I was really concerned and pretty sure I had to do something, but this had taken me by suprise at the end of the visit and I decided to revisit it when I saw him next time. I thought about it a couple of times later that day. What should I do?
Then I saw the email exchange, and, as it happens so often, I saw in someone else the end result of the path I was on. That gave me a chance to decide that it isn’t the path I want to take. Would I say that Adam has not had treatment for his addiction? Can I say he is not in recovery? He’s certainly not in my kind of recovery, but his treatment goals have been met. If I imposed a “no pot rule” on my treatment of him, that’s one goal of his that would not be met.
Who am I to define someone else’s recovery? Who am I to decide to what extent someone should allow me to treat their illness? Isn’t it their illness? Their life? I’m usually so quick with the advice. Here I was brought up short by a guy who didn’t feel he needed my advice. Everything was going along fine for him just the way it was.
In looking at it I’ve met a lot of people like Adam; he’s just the first one I’ve met who used pot. Most of the other ones have been smoking cigarettes. I try to get them to let me help them stop and some just don’t want the help. Like Adam, it’s not a goal for them. All I end up doing is giving them the information behind my reasons to thinking it would be better if they stopped: that studies show that use of any drug or compulsive behavior makes relapse more likely on the drug they came to get abstinent from.
It’s funny. Writing this I’m remembering I saw a woman yesterday with the same story as Adam except that she smoke a few cigarettes a day with her husband who is a heavy smoker. She doesn’t want to stop.

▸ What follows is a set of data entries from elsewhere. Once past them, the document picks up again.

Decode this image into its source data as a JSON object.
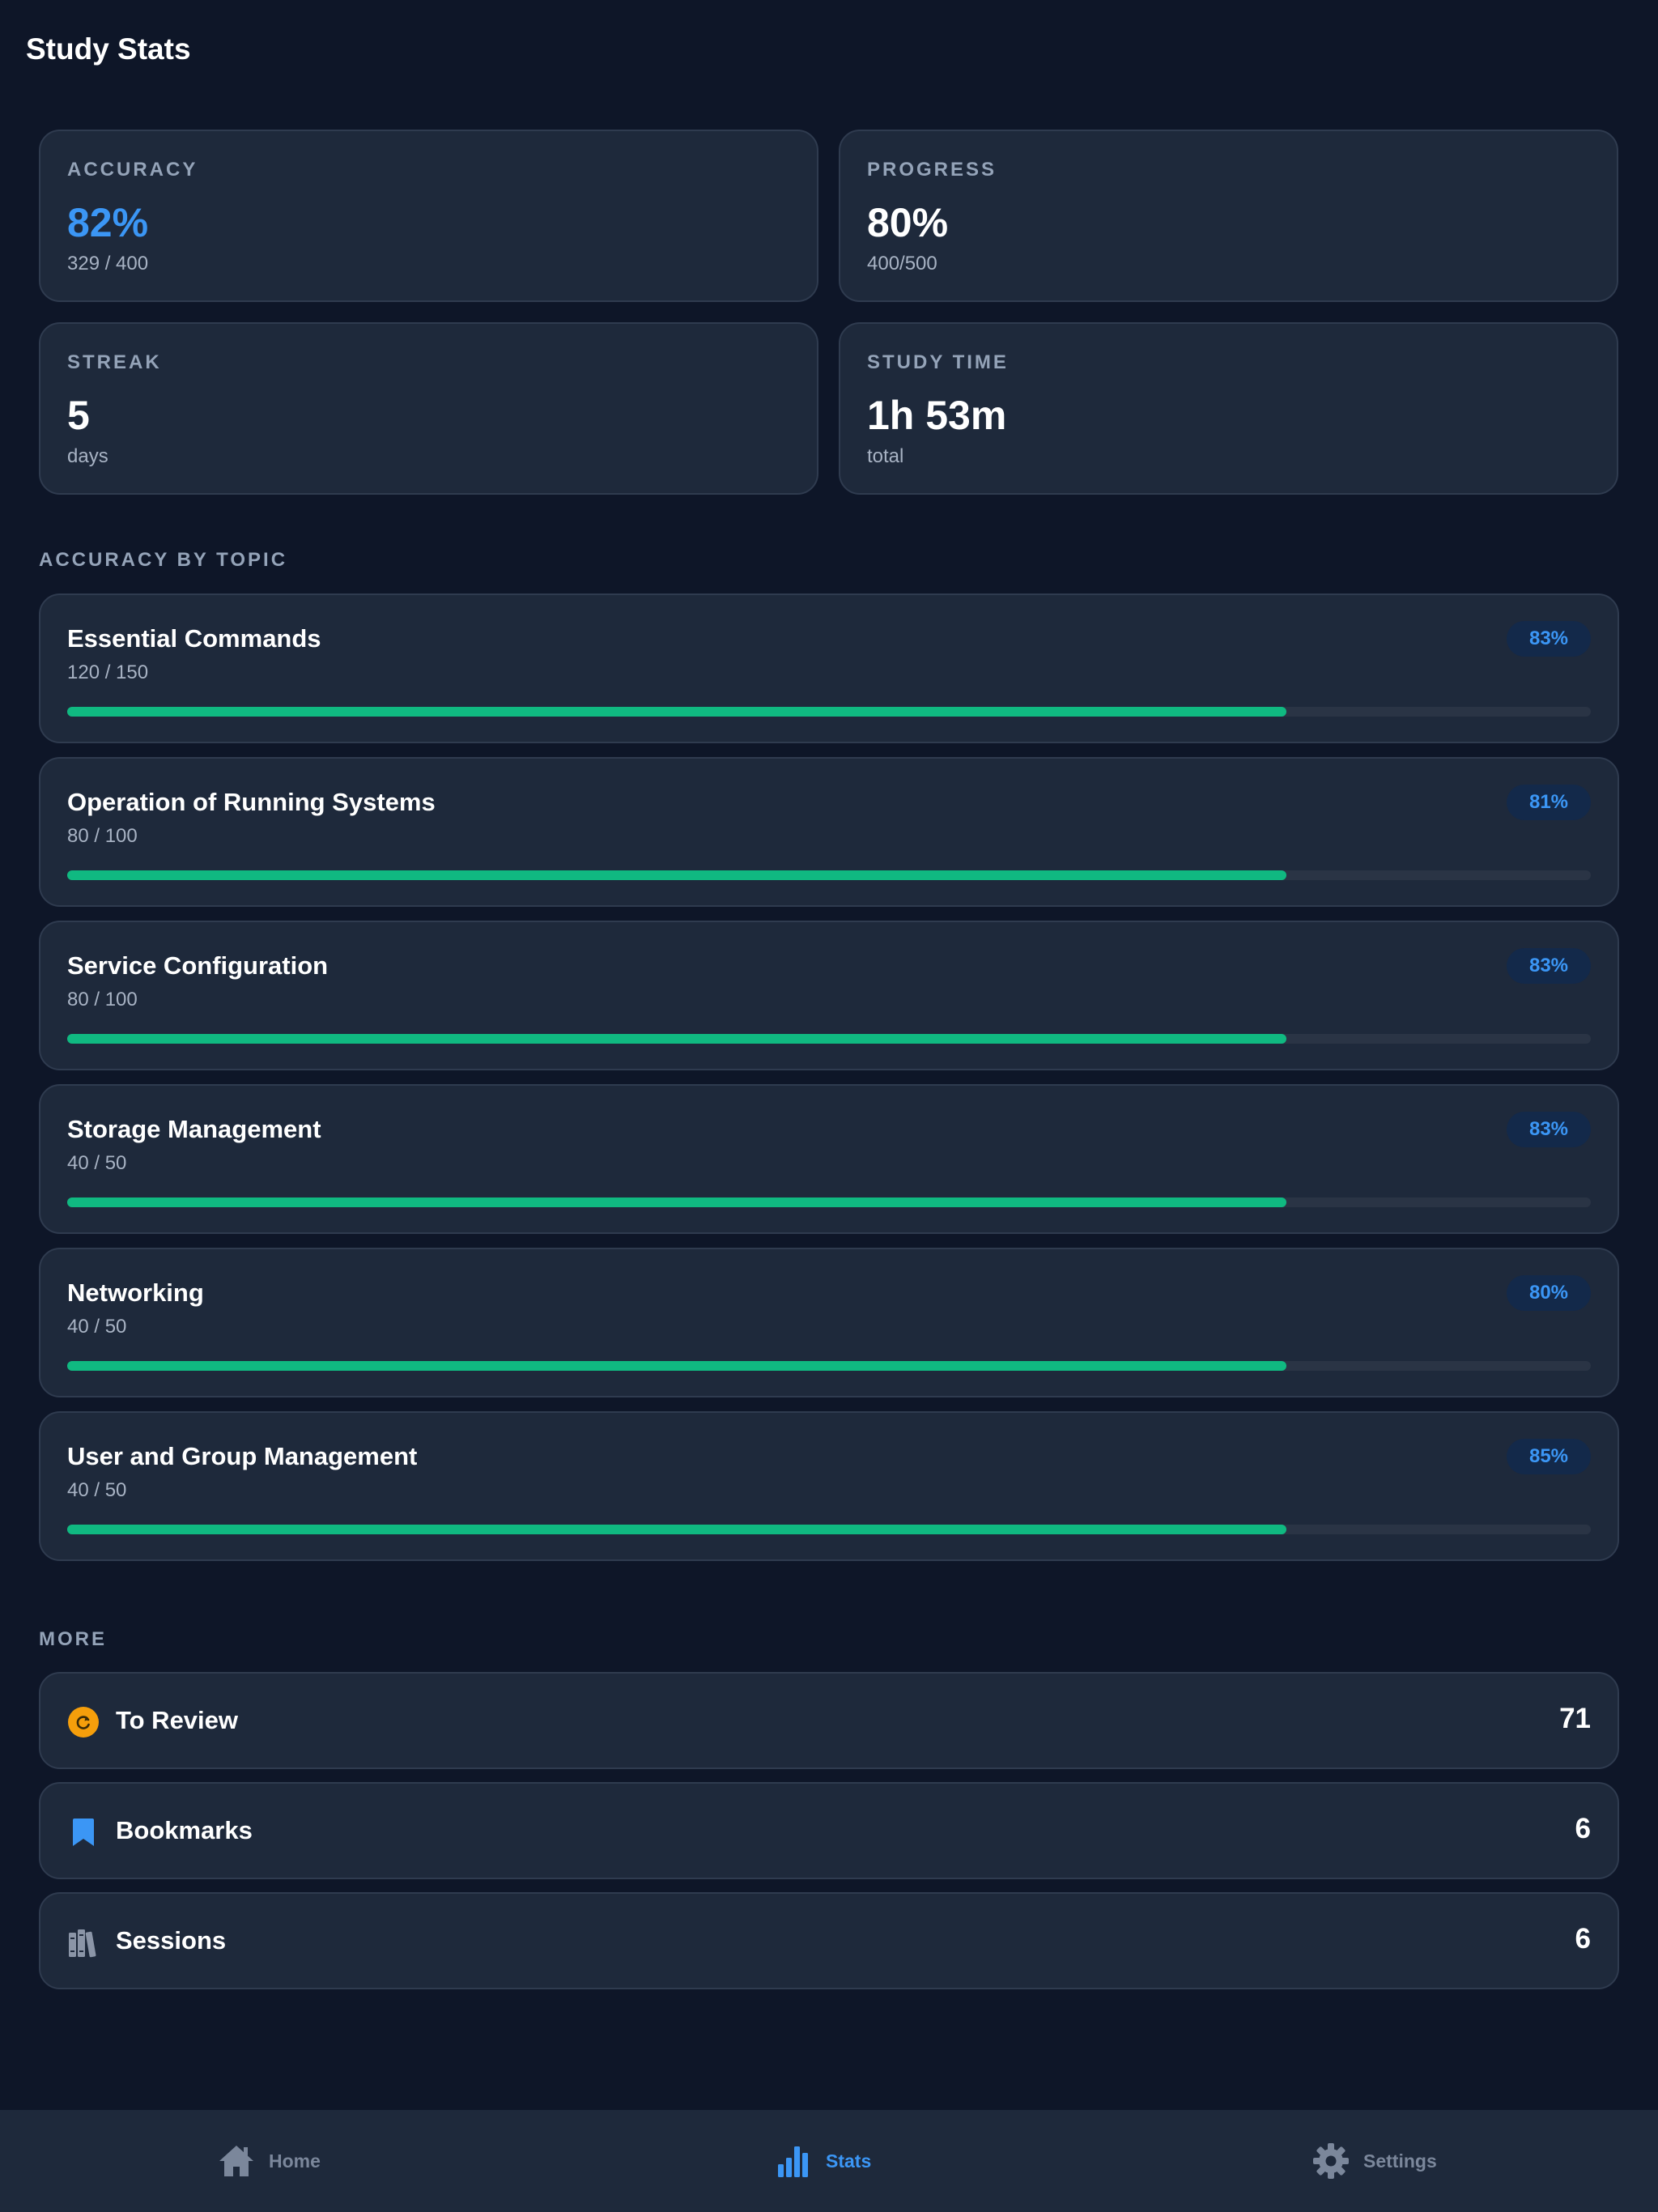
{
  "header": {
    "title": "Study Stats"
  },
  "stats": {
    "accuracy": {
      "label": "ACCURACY",
      "value": "82%",
      "sub": "329 / 400"
    },
    "progress": {
      "label": "PROGRESS",
      "value": "80%",
      "sub": "400/500"
    },
    "streak": {
      "label": "STREAK",
      "value": "5",
      "sub": "days"
    },
    "study_time": {
      "label": "STUDY TIME",
      "value": "1h 53m",
      "sub": "total"
    }
  },
  "topics_section": {
    "label": "ACCURACY BY TOPIC"
  },
  "topics": [
    {
      "name": "Essential Commands",
      "count": "120 / 150",
      "badge": "83%",
      "progress": 0.8
    },
    {
      "name": "Operation of Running Systems",
      "count": "80 / 100",
      "badge": "81%",
      "progress": 0.8
    },
    {
      "name": "Service Configuration",
      "count": "80 / 100",
      "badge": "83%",
      "progress": 0.8
    },
    {
      "name": "Storage Management",
      "count": "40 / 50",
      "badge": "83%",
      "progress": 0.8
    },
    {
      "name": "Networking",
      "count": "40 / 50",
      "badge": "80%",
      "progress": 0.8
    },
    {
      "name": "User and Group Management",
      "count": "40 / 50",
      "badge": "85%",
      "progress": 0.8
    }
  ],
  "more_section": {
    "label": "MORE"
  },
  "more": {
    "review": {
      "label": "To Review",
      "count": "71",
      "icon": "review-refresh-icon",
      "color": "#f59e0b"
    },
    "bookmarks": {
      "label": "Bookmarks",
      "count": "6",
      "icon": "bookmark-icon",
      "color": "#3b96f5"
    },
    "sessions": {
      "label": "Sessions",
      "count": "6",
      "icon": "books-icon",
      "color": "#8b95a7"
    }
  },
  "nav": {
    "home": {
      "label": "Home",
      "icon": "home-icon"
    },
    "stats": {
      "label": "Stats",
      "icon": "bar-chart-icon",
      "active": true
    },
    "settings": {
      "label": "Settings",
      "icon": "gear-icon"
    }
  },
  "colors": {
    "background": "#0e1628",
    "card": "#1e293b",
    "accent": "#3b96f5",
    "progress_fill": "#10b981"
  }
}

Cigarttes have never been “a problem” for her, and she feels that when she smokes with her husband it enhances their relationship. When she’s not with him she doesn’t smoke. She reminded me of another woman I once treated who continued to smoke cigarettes on Suboxone. She smoked two a day because she felt if she didn’t she wouldn’t be able to stand her husband’s smoking and didn’t want to divorce him. She taught me that it is possible even for addicts in recovery to use something for some reason other than their addiction. I just never considered it could be pot. Why not? Is there a difference, besides legality, between sharing a joint once a week with a friend and sharing two cigarettes a day with your husband?
Deciding what’s right for other people is a slippery slope that I really don’t want to start down. That’s why I think the true measures of the success of treatment should be functional and objective. Where I work now we have a set of symptoms we ask about every week with patients in treatment. They self score these symptoms from 1 to 10. We also ask them a number of questions about the functioning of their life. When we’ve looked at our patients over time these scores improve with treatment. I’ve noticed that not many therapists or people who treat addiction like that kind of measure. Like the person in the email exchange I referenced, we all have our own definition of “doing well” that we apply to our patients. I’m reminded of the famous quote of Oliver Cromwell, “I pray thee, brother, think that you might be wrong.”